Foi preciso chegar aos quarenta anos de idade para te escrever esta carta e reconciliar-me com o facto de te ter virado as costas sem te dar uma palavra sequer, por mais inútil que ela me parecesse. Acho que devia ao menos ter-me despedido de ti, antes de ter ficado fiel depositário deste amor, que permanecerá vivo e desemparelhado, suportando o peso das horas e dos dias, à espera que um dia lhe seja dado uso. Mas há coisas bem piores do que esperar, já que se pensarmos bem, o segredo da infelicidade é querer-se tudo para já.

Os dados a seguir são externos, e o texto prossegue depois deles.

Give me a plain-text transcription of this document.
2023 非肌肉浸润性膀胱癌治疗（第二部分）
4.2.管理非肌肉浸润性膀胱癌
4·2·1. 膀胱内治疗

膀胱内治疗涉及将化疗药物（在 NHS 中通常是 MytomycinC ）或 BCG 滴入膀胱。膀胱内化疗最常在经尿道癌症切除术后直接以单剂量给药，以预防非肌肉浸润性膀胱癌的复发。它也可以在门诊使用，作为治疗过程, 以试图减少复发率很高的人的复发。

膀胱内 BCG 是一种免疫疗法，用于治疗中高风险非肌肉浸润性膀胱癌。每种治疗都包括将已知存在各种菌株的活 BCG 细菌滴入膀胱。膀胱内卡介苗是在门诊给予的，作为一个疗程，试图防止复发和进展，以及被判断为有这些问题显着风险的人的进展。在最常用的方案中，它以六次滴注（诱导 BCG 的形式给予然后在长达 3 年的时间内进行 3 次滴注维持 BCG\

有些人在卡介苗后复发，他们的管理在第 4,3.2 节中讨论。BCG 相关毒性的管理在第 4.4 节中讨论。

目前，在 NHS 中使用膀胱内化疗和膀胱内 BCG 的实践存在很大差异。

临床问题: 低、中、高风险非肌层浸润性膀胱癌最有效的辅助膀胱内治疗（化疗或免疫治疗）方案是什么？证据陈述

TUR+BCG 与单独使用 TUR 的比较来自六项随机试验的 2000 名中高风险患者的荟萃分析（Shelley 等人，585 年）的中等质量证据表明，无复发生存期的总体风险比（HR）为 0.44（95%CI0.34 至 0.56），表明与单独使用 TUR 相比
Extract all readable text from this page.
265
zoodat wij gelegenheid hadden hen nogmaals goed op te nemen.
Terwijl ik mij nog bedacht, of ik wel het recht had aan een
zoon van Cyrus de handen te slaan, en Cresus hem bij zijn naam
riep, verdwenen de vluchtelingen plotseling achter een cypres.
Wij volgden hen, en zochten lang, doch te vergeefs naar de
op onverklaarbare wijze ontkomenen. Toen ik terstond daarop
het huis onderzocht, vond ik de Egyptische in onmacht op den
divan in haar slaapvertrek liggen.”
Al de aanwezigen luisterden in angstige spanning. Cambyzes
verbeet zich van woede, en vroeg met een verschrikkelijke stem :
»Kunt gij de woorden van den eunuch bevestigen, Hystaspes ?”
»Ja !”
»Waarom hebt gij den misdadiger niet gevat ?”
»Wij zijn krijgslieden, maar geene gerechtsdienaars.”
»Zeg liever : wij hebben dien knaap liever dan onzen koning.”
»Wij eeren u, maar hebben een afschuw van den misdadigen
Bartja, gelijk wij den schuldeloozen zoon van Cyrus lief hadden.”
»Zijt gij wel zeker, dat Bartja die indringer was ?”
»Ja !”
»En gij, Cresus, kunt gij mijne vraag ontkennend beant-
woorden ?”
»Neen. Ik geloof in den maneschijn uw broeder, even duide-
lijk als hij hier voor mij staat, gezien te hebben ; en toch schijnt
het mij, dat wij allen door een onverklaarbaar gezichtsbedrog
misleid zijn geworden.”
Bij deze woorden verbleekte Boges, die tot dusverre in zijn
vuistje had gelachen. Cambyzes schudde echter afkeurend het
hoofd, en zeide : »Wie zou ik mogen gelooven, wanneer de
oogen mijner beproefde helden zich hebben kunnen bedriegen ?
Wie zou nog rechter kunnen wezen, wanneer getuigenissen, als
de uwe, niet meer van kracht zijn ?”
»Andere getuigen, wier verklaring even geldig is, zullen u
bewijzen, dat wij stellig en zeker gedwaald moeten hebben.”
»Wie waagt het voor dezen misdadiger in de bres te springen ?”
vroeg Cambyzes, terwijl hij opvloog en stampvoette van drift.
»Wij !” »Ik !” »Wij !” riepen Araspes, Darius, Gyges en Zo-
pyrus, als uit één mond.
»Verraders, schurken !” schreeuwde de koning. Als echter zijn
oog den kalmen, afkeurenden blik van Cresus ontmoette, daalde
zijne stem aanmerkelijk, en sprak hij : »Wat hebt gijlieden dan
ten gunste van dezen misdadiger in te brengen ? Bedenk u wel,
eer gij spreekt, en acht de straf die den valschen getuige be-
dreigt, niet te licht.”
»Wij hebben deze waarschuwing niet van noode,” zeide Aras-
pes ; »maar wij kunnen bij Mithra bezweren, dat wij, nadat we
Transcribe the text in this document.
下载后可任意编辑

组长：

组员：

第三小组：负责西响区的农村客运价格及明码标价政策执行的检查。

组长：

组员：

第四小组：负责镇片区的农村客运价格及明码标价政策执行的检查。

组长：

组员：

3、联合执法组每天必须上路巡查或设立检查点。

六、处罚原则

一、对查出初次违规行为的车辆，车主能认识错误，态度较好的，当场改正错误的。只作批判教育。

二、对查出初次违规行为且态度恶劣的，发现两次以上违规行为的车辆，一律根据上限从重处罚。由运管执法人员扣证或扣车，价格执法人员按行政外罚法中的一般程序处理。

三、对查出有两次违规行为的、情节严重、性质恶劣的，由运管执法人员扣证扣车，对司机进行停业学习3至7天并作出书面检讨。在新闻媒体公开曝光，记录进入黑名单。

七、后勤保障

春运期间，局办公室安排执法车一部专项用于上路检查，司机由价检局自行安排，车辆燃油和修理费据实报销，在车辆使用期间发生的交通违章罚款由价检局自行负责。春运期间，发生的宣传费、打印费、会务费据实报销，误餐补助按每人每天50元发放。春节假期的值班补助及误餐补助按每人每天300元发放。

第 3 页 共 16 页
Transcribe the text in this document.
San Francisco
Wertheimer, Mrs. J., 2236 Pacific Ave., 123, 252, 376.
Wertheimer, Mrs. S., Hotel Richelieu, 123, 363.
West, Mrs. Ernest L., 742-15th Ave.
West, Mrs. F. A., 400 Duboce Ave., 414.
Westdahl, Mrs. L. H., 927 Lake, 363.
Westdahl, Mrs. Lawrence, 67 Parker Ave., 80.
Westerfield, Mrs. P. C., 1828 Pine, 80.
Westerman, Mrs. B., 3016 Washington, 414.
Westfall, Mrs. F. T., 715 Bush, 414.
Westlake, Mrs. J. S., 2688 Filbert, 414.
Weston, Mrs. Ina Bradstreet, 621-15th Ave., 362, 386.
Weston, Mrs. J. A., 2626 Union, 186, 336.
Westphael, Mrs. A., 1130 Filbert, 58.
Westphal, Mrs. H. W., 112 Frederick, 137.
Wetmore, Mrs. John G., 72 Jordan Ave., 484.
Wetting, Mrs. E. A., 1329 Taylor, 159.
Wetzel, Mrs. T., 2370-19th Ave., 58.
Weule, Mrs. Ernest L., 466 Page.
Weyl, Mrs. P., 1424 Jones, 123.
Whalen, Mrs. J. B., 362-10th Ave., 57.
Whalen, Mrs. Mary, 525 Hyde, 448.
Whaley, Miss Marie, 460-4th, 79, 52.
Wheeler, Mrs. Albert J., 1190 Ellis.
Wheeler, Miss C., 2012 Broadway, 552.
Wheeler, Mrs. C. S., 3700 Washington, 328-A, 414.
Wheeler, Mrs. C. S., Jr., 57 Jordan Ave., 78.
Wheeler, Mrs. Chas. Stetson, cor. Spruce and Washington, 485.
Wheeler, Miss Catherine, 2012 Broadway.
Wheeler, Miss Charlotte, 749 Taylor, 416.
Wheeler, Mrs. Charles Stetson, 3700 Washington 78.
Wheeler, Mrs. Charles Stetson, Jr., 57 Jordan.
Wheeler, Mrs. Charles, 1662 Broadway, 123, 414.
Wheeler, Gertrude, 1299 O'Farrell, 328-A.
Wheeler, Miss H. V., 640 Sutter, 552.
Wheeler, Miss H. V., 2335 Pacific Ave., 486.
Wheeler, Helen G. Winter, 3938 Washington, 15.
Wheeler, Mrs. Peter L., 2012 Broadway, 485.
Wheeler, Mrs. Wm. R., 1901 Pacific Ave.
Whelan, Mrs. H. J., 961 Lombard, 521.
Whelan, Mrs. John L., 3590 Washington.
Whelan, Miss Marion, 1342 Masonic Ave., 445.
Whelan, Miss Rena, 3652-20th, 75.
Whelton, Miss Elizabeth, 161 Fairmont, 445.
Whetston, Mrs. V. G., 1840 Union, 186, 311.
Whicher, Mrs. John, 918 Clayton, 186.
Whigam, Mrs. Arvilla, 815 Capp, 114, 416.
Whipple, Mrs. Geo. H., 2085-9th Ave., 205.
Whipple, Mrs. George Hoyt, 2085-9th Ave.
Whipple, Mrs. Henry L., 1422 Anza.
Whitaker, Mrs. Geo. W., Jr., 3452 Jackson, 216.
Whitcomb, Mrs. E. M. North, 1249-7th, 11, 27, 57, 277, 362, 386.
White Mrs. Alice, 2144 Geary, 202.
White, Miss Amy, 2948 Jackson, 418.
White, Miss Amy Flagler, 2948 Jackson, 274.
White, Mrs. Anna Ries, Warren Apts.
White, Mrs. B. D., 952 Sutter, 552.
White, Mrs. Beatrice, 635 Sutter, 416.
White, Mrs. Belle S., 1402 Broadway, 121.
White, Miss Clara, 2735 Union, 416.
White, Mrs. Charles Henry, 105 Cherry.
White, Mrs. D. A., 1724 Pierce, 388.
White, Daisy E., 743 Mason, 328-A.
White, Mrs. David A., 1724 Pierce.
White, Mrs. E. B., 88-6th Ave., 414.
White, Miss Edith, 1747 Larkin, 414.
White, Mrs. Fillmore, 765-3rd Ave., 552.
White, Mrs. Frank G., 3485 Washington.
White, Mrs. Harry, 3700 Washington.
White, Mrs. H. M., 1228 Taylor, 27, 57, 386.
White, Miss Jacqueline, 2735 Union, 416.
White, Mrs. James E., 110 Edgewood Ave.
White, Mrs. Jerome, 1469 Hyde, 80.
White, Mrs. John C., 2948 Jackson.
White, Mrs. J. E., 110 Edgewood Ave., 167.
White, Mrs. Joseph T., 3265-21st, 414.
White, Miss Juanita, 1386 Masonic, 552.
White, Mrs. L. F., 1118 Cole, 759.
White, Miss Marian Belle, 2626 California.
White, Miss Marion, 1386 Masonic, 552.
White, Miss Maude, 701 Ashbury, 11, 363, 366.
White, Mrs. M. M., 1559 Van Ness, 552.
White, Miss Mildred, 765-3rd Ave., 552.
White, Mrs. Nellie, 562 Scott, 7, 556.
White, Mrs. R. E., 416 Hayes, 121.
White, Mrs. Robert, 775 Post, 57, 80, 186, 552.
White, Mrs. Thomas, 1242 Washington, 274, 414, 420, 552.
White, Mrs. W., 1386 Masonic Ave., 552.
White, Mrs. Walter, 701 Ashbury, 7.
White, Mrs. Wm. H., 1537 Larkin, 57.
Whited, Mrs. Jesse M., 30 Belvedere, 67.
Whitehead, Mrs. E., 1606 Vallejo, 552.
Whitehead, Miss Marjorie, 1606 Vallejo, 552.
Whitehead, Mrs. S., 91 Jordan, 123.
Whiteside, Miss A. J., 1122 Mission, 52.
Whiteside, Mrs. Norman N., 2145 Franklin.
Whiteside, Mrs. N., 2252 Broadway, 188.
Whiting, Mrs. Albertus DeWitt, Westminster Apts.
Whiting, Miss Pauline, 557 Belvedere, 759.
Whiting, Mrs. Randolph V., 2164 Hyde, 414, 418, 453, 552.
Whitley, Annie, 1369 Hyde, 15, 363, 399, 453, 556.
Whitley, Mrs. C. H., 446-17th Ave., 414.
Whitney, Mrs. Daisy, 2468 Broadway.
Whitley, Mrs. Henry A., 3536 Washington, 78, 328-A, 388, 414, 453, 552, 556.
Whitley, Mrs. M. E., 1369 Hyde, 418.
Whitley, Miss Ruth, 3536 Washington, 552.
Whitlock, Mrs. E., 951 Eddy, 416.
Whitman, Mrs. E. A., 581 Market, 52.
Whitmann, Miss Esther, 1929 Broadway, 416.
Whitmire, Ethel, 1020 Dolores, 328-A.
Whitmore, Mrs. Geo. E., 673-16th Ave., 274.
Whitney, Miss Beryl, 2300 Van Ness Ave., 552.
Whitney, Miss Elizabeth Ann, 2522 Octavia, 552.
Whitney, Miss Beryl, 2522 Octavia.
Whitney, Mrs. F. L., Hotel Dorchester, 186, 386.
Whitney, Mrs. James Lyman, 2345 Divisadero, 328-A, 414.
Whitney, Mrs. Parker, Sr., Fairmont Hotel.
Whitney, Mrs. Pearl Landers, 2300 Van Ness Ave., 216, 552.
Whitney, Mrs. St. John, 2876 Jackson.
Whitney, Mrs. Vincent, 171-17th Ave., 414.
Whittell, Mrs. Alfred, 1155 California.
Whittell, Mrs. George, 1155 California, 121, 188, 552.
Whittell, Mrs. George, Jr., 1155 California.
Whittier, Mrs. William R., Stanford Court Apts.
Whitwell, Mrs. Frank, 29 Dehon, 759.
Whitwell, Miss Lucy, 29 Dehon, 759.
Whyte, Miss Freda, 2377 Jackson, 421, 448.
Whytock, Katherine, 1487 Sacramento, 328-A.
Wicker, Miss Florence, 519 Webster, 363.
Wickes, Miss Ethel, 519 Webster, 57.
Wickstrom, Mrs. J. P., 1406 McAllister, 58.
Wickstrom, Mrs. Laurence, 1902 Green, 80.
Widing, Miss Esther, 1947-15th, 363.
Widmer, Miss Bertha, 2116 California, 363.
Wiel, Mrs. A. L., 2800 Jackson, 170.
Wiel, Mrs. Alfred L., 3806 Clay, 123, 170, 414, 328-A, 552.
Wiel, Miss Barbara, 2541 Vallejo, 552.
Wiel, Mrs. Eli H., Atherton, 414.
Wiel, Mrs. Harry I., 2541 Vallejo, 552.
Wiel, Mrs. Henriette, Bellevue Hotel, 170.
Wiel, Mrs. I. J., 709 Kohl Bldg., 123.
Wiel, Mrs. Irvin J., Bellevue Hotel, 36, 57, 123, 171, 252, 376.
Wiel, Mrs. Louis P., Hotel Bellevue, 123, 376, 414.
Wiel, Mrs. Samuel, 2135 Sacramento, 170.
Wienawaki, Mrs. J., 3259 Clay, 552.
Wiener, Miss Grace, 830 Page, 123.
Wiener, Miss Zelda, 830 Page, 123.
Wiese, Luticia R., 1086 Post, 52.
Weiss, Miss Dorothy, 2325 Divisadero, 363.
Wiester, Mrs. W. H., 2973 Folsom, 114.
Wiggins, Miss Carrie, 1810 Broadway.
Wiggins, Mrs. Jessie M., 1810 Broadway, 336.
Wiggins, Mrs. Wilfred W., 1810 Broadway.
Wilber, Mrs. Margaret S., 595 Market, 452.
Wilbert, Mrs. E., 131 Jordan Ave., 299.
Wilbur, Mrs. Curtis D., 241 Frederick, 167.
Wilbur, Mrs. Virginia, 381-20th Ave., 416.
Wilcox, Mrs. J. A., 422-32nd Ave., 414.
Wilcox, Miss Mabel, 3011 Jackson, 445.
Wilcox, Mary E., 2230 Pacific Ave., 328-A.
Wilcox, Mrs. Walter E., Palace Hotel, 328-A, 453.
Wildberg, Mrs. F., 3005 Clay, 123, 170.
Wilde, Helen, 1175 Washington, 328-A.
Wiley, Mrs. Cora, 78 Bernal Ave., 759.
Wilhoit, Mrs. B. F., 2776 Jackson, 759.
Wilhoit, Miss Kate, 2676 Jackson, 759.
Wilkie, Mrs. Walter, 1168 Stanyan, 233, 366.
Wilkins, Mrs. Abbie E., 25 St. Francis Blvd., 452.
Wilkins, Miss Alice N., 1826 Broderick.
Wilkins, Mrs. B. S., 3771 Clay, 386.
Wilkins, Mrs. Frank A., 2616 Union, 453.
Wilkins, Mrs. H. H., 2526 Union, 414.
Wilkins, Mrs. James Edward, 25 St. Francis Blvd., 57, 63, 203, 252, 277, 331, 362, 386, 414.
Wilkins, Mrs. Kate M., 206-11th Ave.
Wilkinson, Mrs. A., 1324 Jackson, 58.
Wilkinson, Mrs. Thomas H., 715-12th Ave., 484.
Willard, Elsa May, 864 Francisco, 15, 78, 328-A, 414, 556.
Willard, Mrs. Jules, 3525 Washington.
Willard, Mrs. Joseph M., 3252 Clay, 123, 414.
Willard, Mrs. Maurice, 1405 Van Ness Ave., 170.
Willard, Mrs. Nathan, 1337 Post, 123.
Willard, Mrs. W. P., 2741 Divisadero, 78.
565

Só agora vejo, minha querida Inês, que o amor não acaba nunca. Ainda que muitas vezes não o queiramos admitir porque estamos todos marcados uns pelos outros, a verdade é que, quer queiramos quer não, passam os tempos, passam os problemas, passam as pessoas, mas no fim, apenas o amor permanece. Como acontece sempre que, por um acaso qualquer encontramos alguém que outrora foi importante na nossa vida mas que não vemos há muito tempo. São encontros que acabam sempre por ser surpreendentes. Porque ocorrem a maior parte das vezes sem o peso do sem número de escolhos emocionais com que em tempos nos deixámos mutuamente desamparados. Mas também porque durante esses encontros acabamos por dar connosco com o inesperado sabor de nos termos reencontrado com alguém que foi outrora digno do nosso amor incondicional. Umas vezes pelas razões que tornam o outro tão amável aos nossos olhos, outras pela história que juntos tivemos, mas quase sempre por ambas.
E o que acaba por definir as nossas vidas é a maneira como lidamos com a circunstância de que, de facto, o amor nunca acaba. Ou deixamos que o medo acabe por nos encolher, tentando forçar o esquecimento ou porque o amor nos faz sentir uns miseráveis, ou porque nos faz culpar os outros ou porque nos torna mais amargos ou vingativos, ou então, aceitamos que de facto, o amor é um dom que permanece. Porque não é o amor que nos trai, aprisiona ou desilude. São os outros. E é quando percebemos a diferença entre aquilo que nos acontece e o amor que verdadeiramente sentimos, que nos damos conta que o maior desafio que temos e que tantas vezes tantas vezes nos passa despercebido, é o de sabermos a cada momento aproveitar esse amor que no fim de tudo nos resta e nos fica nas mãos, à espera do momento em que lhe voltemos a dar uso.
Para isso, é preciso termos a coragem de não permitir que as dores do mundo nos tornem mais pequenos e nos retirem a coragem para decidirmos o que fazer com o que sentimos. Porque o amor não tem um nome, não tem uma cara, e certamente não tem um culpado. É algo que trazemos dentro e que ou deixamos que nos consuma, ou permitimos que nos anime a partilhar e a construir com os que entretanto continuam à nossa volta. A vida é isso mesmo: a arte de aprender a conviver com o amor através do tempo. O amor que no final de contas é o que nos desafia e ajuda a descobrir a pessoa que fomos feitos para ser. E que nessa medida, se revela como a única coisa verdadeiramente capaz de nos libertar.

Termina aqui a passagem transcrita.